Does this mean eggs are high in cholesterol?

Well, the current recommendation from the American Heart Association says that healthy people should consume 300 mg or less of cholesterol.  Since one egg contains around 213 mg you may consider this as being high in cholesterol.  Though, you are able to eat an egg a day and still be within the recommended amount of cholesterol if you are careful with the rest of the food you consume.

The recommended 300 mg or less of daily dietary cholesterol is also considered very strict by many health organizations.  Additionally, there are studies indicating that even though consuming eggs may raise total cholesterol, your HDL (good) cholesterol and LDL (bad) cholesterol levels both rise so the ratio remains the same.  This means that the risk of heart disease does not increase.

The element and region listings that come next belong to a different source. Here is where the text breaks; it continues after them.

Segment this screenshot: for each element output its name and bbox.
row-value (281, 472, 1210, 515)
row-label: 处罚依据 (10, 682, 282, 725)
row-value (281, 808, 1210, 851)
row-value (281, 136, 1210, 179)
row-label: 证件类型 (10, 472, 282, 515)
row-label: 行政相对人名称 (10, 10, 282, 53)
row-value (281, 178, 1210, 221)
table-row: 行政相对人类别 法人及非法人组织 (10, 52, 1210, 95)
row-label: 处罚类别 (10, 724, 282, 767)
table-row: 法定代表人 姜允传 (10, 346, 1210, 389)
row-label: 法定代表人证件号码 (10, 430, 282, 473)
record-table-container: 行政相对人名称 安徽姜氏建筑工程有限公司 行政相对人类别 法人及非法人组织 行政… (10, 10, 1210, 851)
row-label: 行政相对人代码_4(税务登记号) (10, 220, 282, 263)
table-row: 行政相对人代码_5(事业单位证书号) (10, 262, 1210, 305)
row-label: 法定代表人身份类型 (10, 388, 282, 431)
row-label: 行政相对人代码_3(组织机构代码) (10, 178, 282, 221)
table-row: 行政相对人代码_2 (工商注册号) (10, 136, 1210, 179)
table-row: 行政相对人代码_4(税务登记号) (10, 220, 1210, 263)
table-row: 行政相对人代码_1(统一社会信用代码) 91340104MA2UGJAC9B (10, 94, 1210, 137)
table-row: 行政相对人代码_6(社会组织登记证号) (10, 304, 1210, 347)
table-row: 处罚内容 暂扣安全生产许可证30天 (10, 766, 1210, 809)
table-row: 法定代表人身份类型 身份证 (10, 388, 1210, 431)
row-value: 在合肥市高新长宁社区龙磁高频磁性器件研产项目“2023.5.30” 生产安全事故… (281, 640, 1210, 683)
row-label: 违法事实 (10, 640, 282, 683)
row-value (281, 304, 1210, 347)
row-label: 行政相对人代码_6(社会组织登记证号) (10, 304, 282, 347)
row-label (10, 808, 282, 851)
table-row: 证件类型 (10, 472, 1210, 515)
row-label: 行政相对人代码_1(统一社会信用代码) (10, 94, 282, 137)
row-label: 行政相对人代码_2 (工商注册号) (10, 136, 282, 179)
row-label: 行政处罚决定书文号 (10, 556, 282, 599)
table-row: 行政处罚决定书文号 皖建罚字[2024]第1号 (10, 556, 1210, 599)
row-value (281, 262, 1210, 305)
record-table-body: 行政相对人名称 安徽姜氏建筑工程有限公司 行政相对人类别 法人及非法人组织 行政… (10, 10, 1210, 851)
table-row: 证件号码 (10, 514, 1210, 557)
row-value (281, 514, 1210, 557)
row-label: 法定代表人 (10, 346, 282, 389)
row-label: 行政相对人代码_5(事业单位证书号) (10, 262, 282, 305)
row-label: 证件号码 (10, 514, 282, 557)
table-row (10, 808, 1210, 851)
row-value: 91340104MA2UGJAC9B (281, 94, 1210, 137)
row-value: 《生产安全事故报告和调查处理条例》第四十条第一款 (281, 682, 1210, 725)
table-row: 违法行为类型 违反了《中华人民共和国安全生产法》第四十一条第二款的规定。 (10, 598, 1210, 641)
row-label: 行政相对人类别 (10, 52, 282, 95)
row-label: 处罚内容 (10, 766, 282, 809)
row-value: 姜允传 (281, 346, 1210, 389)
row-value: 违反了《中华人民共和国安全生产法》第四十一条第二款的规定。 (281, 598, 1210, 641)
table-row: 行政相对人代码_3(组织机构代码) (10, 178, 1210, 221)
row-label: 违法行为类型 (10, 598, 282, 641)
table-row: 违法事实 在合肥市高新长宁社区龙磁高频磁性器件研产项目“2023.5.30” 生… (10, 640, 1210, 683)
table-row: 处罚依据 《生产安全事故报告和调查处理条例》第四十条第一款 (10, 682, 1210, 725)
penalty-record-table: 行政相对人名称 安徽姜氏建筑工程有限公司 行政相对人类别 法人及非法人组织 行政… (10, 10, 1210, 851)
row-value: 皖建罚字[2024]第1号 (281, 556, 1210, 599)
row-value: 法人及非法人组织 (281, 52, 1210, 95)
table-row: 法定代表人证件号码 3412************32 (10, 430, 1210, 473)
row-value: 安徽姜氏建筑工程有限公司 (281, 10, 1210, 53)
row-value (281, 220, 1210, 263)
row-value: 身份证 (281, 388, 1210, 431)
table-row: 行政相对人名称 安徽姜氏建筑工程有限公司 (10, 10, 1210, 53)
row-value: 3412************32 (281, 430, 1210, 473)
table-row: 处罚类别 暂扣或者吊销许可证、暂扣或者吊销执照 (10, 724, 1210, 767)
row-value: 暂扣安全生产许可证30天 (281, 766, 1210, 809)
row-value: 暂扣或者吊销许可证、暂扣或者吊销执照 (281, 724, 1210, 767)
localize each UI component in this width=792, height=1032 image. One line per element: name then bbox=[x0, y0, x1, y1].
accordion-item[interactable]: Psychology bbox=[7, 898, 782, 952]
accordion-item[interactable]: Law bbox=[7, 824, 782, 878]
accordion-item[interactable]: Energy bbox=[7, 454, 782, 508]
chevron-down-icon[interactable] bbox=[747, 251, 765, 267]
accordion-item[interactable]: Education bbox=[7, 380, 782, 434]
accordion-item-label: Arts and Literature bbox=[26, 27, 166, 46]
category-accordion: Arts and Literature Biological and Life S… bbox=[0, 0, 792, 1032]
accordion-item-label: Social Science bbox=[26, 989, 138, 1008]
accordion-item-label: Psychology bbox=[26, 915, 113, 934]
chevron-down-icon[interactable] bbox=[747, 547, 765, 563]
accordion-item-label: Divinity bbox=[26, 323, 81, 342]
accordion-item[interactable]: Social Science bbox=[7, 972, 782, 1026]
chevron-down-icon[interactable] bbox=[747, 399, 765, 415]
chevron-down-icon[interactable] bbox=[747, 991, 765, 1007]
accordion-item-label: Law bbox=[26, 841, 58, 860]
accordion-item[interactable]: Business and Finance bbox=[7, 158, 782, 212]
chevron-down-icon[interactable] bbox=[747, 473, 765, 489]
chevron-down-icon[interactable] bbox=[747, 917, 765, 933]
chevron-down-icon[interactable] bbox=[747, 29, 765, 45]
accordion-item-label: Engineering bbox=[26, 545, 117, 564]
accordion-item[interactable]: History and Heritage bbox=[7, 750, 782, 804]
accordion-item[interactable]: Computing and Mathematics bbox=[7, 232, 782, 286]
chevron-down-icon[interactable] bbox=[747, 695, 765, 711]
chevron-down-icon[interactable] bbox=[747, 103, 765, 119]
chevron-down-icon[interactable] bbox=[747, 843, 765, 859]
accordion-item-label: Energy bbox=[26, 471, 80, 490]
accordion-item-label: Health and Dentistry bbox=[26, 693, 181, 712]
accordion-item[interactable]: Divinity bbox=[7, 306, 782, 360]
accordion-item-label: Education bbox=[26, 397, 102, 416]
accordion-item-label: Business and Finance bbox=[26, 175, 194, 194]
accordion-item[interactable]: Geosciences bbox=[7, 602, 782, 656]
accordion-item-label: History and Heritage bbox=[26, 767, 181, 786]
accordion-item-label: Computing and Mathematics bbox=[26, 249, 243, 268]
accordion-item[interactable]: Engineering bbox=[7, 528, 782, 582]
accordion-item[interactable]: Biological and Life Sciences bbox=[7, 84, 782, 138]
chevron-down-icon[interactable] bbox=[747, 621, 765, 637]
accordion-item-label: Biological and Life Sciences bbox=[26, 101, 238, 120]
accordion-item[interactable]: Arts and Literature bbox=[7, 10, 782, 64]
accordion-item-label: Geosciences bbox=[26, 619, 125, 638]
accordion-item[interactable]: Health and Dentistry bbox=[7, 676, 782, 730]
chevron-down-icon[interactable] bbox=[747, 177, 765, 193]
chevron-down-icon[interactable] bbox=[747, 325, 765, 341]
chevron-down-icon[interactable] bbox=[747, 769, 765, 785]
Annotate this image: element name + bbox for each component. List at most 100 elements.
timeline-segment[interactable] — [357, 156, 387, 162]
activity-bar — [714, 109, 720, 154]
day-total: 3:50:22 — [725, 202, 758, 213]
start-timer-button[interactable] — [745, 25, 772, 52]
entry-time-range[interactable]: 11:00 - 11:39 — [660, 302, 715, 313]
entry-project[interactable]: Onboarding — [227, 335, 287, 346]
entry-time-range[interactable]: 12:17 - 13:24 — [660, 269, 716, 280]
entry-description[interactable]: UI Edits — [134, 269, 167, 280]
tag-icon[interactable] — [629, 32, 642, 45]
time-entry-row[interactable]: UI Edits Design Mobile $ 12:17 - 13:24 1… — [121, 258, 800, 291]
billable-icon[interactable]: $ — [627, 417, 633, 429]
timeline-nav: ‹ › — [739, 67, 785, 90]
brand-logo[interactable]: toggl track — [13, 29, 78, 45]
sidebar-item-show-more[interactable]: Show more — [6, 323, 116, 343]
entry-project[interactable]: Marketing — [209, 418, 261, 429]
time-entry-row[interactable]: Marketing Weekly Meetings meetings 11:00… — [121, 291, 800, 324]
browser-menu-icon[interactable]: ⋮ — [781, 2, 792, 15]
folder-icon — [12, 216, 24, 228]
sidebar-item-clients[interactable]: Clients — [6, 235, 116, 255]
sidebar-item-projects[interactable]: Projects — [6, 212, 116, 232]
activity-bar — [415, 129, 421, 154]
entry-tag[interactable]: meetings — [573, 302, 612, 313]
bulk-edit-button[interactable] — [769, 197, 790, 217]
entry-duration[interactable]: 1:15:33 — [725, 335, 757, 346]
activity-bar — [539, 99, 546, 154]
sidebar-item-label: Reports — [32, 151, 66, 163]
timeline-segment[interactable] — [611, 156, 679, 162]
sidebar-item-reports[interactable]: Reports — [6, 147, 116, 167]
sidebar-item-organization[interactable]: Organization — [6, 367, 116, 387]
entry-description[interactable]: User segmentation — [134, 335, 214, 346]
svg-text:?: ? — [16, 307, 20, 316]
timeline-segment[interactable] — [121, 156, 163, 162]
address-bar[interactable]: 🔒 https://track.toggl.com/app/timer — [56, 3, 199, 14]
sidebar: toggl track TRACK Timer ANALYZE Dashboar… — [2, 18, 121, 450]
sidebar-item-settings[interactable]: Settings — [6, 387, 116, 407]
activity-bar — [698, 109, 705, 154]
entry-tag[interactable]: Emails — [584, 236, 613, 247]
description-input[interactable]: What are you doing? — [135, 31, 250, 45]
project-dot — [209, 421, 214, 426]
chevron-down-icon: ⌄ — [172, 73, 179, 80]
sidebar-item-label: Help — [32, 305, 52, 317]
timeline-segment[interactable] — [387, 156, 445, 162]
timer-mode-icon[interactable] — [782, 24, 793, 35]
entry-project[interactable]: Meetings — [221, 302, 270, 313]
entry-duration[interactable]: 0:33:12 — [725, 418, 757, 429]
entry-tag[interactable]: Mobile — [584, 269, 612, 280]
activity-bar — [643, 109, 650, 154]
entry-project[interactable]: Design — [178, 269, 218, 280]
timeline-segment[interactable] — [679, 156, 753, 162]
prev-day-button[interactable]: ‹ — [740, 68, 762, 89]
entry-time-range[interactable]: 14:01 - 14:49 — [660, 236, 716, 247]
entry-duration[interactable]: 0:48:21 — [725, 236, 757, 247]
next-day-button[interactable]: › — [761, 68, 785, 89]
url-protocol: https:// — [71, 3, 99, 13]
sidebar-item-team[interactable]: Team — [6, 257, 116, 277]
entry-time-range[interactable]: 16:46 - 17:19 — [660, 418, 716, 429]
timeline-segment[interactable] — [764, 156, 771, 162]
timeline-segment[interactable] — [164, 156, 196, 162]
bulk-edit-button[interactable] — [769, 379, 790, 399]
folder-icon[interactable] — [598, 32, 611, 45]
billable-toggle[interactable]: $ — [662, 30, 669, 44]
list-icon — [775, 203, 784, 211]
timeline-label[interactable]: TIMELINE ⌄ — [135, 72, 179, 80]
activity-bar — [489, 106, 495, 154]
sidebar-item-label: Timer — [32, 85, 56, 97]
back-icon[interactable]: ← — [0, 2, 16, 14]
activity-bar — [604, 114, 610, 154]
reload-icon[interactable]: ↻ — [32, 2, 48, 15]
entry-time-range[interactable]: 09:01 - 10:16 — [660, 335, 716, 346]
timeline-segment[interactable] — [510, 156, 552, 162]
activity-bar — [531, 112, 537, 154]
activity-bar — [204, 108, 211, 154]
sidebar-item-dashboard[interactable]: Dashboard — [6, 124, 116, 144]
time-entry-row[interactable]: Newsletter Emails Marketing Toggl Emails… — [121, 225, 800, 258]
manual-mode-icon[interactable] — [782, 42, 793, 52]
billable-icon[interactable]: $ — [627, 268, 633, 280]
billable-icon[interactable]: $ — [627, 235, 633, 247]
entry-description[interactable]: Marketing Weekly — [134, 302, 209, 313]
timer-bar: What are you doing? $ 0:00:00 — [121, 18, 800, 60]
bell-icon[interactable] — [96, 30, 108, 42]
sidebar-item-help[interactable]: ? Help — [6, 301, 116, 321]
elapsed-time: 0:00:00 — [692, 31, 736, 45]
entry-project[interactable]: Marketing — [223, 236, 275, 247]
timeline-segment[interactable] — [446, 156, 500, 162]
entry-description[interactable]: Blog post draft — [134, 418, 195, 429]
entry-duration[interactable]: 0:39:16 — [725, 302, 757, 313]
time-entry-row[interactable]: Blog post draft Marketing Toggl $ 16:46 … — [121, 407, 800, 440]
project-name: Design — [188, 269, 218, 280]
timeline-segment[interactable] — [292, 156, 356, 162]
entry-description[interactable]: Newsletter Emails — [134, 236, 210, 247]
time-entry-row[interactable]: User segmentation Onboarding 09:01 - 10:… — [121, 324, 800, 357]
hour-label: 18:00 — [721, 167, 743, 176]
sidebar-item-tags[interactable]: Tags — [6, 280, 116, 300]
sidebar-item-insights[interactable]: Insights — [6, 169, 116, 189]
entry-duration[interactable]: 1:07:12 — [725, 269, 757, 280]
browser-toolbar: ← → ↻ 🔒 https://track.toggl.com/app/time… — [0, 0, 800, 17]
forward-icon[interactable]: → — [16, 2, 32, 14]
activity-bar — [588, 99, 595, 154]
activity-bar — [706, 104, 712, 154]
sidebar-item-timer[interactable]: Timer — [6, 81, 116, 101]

What about the egg yolks and egg whites?

This is where things get interesting.  ALL of the cholesterol is found in the egg yolk.  Therefore, egg whites do not contain any cholesterol.

The yolks also have other nutrients and minerals, but for those looking for protein it can be found in the egg whites.  This is why you can essentially eat as much egg whites as you want without any worries of cholesterol.  If you get egg substitutes, such as Egg Beaters, you can also make up for the vitamins and minerals you are missing by not eating the yolks because the substitutes are fortified with these nutrients.

While there seems to be a high level of cholesterol in eggs, it may not be as bad as it seems.  If you want to avoid dietary cholesterol (people with high LDL cholesterol should limit dietary cholesterol to 200 mg per day) you can simple consume egg whites or egg substitutes.